Конечно, человек хотел бы снова встретиться со своими мертвыми. Но что бы мы делали, если бы действительно встретились? О чем бы стали говорить? Пожалуй, о чем-то другом — не о жизни? Такое утешение, что смягчает боль по ушедшим надеждой на будущую встречу, не только вредно, оно делает людей жестокими. Оставляет их равнодушными к конкретному человеку, который сейчас среди нас. Словно мы рассчитываем на то, что однажды (после смерти) все наши чувства проявятся, а сейчас вовсе необязательно любить друг друга, что можно быть злыми и черствыми.
И потому я не мог не быть искренним и не сказать своей жене, что сейчас, в эти осенние дни, я какой-то иной, что у меня нет потребности общаться с нею — я ведь все еще не терял надежды, что лишь временно хожу по острию ножа. Конечной целью было найти примирение. А моей конкретной целью стало признаться жене в связи с Уршулой. Хотелось, чтобы наконец она узнала об этом. А поскольку у меня пока не было сил на это признание, я заменил его сравнительно невинным письмом той девушки, с которой мы обедали в Лугачовицах. Я хотел подготовить жену к тому, что суть моя очень груба и подчас я сам не знаю с собой сладу. Но сказать ей правду об Уршуле не хватало духу — я боялся, как бы жена не пошла к старому Годже и Бланке и каким-то путем не добралась до несчастной Уршулы и еще больше не отягчила бы ее удел.

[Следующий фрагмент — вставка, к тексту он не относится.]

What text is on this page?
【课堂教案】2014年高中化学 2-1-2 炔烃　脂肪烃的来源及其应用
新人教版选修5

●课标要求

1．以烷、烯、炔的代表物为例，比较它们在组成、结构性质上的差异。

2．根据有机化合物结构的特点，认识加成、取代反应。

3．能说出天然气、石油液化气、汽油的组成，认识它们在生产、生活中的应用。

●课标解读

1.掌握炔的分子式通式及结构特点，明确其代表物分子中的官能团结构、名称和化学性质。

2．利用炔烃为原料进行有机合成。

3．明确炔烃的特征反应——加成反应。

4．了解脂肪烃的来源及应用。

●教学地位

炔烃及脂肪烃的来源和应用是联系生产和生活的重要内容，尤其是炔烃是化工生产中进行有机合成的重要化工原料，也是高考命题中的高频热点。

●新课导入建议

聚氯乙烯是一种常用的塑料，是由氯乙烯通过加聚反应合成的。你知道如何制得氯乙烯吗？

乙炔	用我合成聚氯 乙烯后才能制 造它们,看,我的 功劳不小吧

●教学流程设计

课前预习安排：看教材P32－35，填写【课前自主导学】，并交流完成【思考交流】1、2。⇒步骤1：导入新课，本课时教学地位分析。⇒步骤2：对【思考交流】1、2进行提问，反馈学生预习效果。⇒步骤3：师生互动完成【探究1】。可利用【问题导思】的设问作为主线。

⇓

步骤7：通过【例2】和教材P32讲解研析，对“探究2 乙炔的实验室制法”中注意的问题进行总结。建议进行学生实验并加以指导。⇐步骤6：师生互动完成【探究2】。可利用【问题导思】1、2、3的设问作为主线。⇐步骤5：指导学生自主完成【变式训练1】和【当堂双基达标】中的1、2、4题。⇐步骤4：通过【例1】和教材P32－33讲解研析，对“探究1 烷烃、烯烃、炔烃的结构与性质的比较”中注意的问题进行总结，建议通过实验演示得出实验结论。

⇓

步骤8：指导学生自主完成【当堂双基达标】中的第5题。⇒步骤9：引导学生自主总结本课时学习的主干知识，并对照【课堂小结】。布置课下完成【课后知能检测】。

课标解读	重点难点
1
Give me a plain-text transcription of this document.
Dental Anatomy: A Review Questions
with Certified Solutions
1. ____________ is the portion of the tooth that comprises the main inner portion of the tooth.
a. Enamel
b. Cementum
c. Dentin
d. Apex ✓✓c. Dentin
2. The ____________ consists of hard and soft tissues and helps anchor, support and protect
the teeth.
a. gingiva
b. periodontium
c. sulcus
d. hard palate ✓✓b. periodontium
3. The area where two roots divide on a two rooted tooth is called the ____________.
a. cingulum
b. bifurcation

Что речь идет о подмене, которая меня не могла бы утешить, я пока ясно не сознавал. Я даже достиг некоторого покоя — совесть как бы приняла и такую исповедь. Но это была ложь. И все равно надо теоретически осмыслить, до какой меры необходима даже такая шальная откровенность.
Восемнадцатая глава
Четвертого сентября я весь день блуждал по городу и искал друзей, но это ни к чему не привело. Ночью в отчаянии я шел пешком по шоссе и нарочно мотался посередке. Некоторые машины объезжали меня, а одна остановилась — из нее выскочило четверо пареньков и давай вовсю молотить меня. Мне посчастливилось вырваться, дать стрекача и спрятаться в низкой кормовой кукурузе, где я затаился, пока машина не отъехала. Ребята, быть может, подумали, что убили меня, и потому машина, вернувшись вскоре, стала обшаривать фарами прилегающую к дороге местность. Я прополз, словно солдат, к самому железнодорожному мосту, а потом боковым проселком добрался домой. Меня так измолотили, что на теле не было ни одного живого места, но больше всего ныла посередке грудь, куда, вероятно, меня как следует пнули. И поделом. Если бы меня сшибли, они стали бы убийцами, а я трупом.